On Dec. 20, 1860, South Carolina seceded from the United States in response to the election of Abraham Lincoln and his anti-slavery politics. Other states followed to form the Confederate States of America, and, on April 12, 1861, the Civil War officially began when Confederate forces fired on a U.S. fort in Charleston Harbor. Thus began a struggle to preserve the Union. The war would last until April 1865 and cost the lives of over 600,000 soldiers.
The U.S. continues to feel the effects of this historical moment. In looking back, Americans are confronted with the racism and oppression in the nation’s past–but also in its present. Conflict still swirls over the true meaning of the war, about whether it can be defined as being about states’ rights or if such a definition ignores the uglier truth about slavey, about what it means to fly a Confederate flag, about how Americans see themselves in light of Lincoln’s Gettysburg Address and his appeal to preserve one of the world’s great political experiments.

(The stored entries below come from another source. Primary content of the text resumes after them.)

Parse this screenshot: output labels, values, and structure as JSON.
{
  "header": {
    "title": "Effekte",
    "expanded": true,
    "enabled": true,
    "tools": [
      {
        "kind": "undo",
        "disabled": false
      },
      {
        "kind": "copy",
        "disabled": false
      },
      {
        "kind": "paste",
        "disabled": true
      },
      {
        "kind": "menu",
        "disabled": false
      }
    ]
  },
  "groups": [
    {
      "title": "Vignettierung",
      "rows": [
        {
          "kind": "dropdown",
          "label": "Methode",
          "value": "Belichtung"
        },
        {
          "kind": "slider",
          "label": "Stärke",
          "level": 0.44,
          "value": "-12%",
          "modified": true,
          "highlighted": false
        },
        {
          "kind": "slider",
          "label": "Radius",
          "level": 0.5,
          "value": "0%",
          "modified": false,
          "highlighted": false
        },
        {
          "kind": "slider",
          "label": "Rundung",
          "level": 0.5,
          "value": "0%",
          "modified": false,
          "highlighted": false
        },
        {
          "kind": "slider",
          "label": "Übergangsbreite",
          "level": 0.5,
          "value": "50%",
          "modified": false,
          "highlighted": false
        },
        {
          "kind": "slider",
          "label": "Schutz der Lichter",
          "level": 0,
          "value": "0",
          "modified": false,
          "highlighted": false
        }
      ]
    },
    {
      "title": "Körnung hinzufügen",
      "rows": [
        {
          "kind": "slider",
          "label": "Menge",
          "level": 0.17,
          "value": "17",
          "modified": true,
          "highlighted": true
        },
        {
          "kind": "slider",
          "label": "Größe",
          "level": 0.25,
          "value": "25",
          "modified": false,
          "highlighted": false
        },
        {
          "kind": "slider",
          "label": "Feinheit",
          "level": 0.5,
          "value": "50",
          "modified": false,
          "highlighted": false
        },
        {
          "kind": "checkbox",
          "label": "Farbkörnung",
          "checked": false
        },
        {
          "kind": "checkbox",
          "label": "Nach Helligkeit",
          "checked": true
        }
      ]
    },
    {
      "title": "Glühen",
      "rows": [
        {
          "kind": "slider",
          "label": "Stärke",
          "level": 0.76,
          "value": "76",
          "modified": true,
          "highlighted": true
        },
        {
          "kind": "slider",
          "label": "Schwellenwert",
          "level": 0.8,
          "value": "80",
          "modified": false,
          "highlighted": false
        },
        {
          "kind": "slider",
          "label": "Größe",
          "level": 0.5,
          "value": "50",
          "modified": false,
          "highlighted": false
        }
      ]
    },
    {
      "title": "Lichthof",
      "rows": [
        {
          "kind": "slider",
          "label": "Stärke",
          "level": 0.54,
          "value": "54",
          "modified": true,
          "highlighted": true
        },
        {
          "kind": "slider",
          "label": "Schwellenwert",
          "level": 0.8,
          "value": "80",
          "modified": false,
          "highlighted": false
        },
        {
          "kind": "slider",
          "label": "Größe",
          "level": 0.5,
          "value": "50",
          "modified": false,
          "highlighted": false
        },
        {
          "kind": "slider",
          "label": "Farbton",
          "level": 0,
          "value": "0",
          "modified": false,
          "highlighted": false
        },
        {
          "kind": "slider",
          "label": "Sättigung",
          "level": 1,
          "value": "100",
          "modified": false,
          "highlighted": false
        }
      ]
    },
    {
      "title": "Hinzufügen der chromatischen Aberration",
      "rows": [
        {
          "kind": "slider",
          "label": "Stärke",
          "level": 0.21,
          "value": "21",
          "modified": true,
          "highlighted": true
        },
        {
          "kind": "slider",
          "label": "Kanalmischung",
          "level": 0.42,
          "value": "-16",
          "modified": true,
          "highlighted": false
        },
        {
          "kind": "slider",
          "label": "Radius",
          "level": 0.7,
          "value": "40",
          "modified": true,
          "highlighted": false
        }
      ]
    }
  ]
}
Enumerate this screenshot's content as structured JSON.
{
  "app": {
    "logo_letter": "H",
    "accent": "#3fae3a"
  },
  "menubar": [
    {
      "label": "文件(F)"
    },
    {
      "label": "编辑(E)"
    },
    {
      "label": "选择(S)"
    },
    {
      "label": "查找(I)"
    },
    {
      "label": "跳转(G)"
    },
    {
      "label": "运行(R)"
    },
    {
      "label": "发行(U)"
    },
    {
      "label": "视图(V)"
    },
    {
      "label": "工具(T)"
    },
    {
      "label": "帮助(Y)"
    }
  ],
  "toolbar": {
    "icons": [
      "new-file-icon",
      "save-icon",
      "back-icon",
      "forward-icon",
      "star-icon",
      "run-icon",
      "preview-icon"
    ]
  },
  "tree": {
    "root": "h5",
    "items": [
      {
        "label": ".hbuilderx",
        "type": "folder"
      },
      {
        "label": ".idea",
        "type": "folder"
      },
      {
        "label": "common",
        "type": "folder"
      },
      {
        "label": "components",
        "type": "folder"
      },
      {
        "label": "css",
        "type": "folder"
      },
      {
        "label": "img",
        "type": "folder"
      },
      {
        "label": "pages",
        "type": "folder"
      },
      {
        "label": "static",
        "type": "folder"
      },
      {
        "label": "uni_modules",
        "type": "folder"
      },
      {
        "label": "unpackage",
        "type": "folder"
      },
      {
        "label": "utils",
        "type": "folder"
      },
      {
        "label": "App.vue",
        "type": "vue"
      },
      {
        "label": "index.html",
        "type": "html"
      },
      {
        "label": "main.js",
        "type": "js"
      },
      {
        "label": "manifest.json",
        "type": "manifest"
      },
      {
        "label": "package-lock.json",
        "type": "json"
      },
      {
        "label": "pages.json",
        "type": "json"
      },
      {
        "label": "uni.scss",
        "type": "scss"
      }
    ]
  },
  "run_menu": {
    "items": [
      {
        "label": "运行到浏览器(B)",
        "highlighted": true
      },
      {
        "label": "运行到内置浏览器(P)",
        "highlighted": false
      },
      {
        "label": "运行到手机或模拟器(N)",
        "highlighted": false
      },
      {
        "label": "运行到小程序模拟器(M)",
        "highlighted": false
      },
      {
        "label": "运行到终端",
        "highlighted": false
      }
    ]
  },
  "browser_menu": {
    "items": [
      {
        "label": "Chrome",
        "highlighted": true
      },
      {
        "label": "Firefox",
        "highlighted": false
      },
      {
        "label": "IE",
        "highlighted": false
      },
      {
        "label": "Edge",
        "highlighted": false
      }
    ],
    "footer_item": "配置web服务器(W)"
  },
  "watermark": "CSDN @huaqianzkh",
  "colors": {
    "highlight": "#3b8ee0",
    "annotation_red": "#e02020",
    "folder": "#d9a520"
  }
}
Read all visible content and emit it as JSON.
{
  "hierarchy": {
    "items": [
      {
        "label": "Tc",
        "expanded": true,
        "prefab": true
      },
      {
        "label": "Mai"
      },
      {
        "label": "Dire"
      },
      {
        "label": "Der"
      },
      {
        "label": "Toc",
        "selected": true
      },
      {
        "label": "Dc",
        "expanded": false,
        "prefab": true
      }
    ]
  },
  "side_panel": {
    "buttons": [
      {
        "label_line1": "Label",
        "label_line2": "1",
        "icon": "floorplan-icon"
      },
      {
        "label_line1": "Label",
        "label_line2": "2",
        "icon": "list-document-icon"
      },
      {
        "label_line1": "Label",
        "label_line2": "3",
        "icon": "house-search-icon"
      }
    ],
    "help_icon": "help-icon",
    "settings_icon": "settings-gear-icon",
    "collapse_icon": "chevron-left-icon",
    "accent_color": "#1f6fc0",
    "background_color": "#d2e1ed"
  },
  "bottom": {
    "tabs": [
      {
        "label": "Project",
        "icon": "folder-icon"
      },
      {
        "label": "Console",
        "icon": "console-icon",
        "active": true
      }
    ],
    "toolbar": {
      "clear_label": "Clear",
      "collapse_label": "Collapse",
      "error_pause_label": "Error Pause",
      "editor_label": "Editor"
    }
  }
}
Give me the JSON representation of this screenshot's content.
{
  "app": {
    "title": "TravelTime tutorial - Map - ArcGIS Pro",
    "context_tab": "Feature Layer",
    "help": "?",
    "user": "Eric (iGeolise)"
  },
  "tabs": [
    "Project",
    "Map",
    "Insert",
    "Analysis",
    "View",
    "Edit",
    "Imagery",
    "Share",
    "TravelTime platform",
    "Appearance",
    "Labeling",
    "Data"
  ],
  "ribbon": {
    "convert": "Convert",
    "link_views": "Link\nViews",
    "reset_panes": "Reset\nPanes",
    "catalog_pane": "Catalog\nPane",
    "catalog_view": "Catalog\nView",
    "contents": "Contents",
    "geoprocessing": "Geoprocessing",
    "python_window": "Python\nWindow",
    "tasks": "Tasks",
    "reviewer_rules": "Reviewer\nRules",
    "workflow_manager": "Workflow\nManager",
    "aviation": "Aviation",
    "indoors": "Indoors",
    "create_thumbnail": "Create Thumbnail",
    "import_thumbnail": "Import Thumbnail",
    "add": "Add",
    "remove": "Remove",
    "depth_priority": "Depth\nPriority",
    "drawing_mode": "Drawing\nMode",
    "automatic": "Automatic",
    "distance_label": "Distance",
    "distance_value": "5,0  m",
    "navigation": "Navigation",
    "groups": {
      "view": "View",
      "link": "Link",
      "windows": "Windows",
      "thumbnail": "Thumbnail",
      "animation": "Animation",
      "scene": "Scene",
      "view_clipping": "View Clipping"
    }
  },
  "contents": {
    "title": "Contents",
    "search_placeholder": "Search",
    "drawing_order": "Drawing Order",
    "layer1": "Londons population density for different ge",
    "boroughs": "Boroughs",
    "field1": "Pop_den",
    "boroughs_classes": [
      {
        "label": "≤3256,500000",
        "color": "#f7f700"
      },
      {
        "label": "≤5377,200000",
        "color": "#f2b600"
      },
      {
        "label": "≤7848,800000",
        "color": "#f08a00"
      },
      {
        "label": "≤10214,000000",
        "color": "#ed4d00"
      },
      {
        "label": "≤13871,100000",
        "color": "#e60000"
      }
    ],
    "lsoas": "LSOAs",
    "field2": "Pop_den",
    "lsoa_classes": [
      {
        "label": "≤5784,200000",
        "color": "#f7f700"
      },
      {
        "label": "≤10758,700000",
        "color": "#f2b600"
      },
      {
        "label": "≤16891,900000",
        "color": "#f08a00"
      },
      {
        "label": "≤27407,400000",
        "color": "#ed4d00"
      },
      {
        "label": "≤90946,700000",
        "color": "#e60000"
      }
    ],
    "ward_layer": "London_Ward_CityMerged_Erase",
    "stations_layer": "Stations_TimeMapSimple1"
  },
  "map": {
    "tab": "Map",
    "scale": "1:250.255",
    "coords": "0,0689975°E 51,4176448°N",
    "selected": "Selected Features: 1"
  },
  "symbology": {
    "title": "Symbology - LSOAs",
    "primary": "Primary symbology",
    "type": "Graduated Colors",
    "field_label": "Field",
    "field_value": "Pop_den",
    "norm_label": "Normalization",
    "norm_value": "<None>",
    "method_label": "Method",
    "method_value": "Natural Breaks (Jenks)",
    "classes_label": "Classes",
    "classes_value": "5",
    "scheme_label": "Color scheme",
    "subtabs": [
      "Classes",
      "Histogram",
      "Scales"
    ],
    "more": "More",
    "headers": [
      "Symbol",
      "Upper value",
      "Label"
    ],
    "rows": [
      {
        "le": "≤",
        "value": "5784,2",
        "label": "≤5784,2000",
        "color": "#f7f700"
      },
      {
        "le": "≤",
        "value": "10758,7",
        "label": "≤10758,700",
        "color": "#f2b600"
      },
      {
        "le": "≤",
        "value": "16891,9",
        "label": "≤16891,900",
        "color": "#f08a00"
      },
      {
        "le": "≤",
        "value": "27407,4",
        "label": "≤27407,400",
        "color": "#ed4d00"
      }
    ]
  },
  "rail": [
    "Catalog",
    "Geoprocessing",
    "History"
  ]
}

This week, Pages Unbound explores some of the literature dealing with this defining moment of American history. From Yankee spies to international politics to Lincoln at Gettysburg, we take a look at the ways in which Americans continue to interpret and reinterpret themselves through the past.
did you know?
- Though Robert E. Lee surrendered his army in April 1865, the last Confederate ship didn’t surrender until November of that year. The CSS Shenandoah was raiding whaling ships and didn’t hear of the various army surrenders until later in the year.
- The Confederacy counted Missouri and Kentucky as members, even though they never officially seceded.
- West Virginia formed as a state by breaking away from Virginia when that state seceded from the Union.
- The Civil War was one of the first wars to be photographed, changing the way those on the home front understood battle.